4. Take Care of Basic Needs First

The other night, I sat down at my computer and I was so stressed from my day that the words froze in my brain. I wasn’t writing… I was chinking away at an iceberg that contained what might have been a prize fossil, or possibly a long-held-in-stasis virus ready to set out on the destruction of all mankind. Either way, I wasn’t reaching it, because I wasn’t using an axe, or even ice pick… I was using a letter opener. OrĀ  maybe the little fingernail-cleaner-thingy on the end of a pair of nail clippers.

I got up, went upstairs, sat in a hot bath and read. I sipped tea and let the stress of my day melt away. By the time I was done, I was shooting out of the water, drying off as fast as possible and racing downstairs because: story ideas.

Before you write, get that glass of water. Go pee. Make sure you’re fed. Don’t dilly-dally or decide to make a 12 course meal… but for gawd’s sake, grab a sandwich before you set fingers to keyboard.

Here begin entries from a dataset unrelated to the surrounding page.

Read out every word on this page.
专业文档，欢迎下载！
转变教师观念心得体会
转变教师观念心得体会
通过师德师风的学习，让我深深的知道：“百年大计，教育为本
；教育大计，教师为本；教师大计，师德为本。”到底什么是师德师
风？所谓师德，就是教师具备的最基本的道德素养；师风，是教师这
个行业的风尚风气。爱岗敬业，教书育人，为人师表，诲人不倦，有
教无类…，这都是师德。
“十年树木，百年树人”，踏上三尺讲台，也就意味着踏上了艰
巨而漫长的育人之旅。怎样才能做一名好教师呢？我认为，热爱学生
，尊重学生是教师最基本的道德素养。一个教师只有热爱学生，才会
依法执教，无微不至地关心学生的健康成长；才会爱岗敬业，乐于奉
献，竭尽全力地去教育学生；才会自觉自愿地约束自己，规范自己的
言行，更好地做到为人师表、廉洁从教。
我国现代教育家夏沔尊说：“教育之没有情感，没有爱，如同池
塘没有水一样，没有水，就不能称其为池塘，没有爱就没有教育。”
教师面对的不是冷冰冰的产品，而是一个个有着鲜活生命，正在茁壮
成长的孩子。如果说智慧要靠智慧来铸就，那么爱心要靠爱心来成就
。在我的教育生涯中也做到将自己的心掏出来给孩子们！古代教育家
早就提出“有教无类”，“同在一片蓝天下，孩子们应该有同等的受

If your body is cared for, you creativity won’t have to compete with your survival mechanisms for brain space.

5. Have a Sense of Humor

Occasionally, the cat is going to yak up a hairball under your feet while you’re writing. Your husband is going to spill his coffee all over his desk. Your kid is going to come to you with her English paper and really, really want you to edit it. After all, you’re an editor. And sometimes, even when you’re fully in the zone… you’ll crash and burn because you start thinking about puppies and pudding and all other words that start with the letter P.

Laugh at yourself. Or better yet, go laugh with your family.

If you’re not feeling it, get up and do something else. Play a game with the kids, go for a run, or go cook that 12 course meal… even if it’s just 12 different flavors of Ramen noodles. Build a fort out of blankets and climb inside. Take yourself out for tea. Watch a stupid movie.

Then, sit back down and write anyway… even if your zone refuses to be in the same room with you. Because when it comes down to it, whether you’re in The Zone or not, you’re a writer. So get to it! Go write.